Comment accorder sa tendresse avec cette promesse ? Avouer son amour eût été subir une colère, une crise de désespoir et peut-être la mort de sa tante.

Pouvait-elle envisager une pareille éventualité sans frissonner de terreur ?

Elle se promit de demander conseil à son oncle, comptant lui relater la conversation et la sommation de sa tante.

Mais Gontran Solvit ne lui en laissa pas le temps. Il fournit l’occasion d’aborder le sujet épineux :

— Quand je songe, chère petite fiancée, que vous ne vouliez pas vous marier  ! quelle idée absurde vous aviez là !… heureusement pour moi, vous avez changé d’avis…

C’était pour Armelle le moment de faire souffrir et, en même temps, de déchirer son cœur.

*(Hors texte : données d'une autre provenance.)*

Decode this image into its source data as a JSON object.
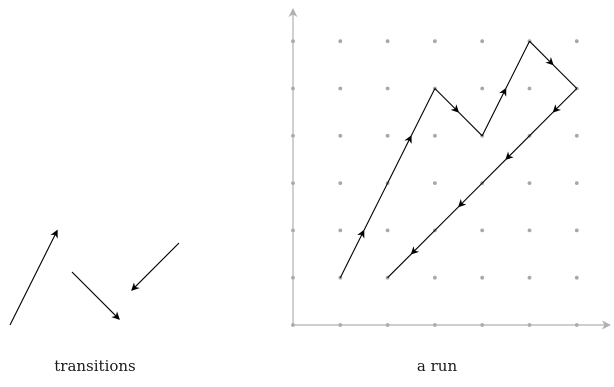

Elle se pardonna la douleur qu’elle allait causer à cause de celle qu’elle allait éprouver.

Elle faillit s’évanouir en répliquant d’une voix balbutiante :

— Détrompez-vous monsieur, j’ai réfléchi… Je veux être chanoinesse.

La stupeur paralysait Gontran. Il y eut un silence terrible, puis il dit :

— Mon Armelle… est-ce bien vous qui prononcez ces paroles ?

— C’est bien moi… bégaya la voix de l’aimée.

— Qu’ai-je commis ?

— Les hommes sont des personnages déconcertants qui me font peur…

— Je cherche en vain mon crime.

— Il est partout… dans l’accent de vos phrases, dans vos regards, dans les moindres manifestations de votre sympathie.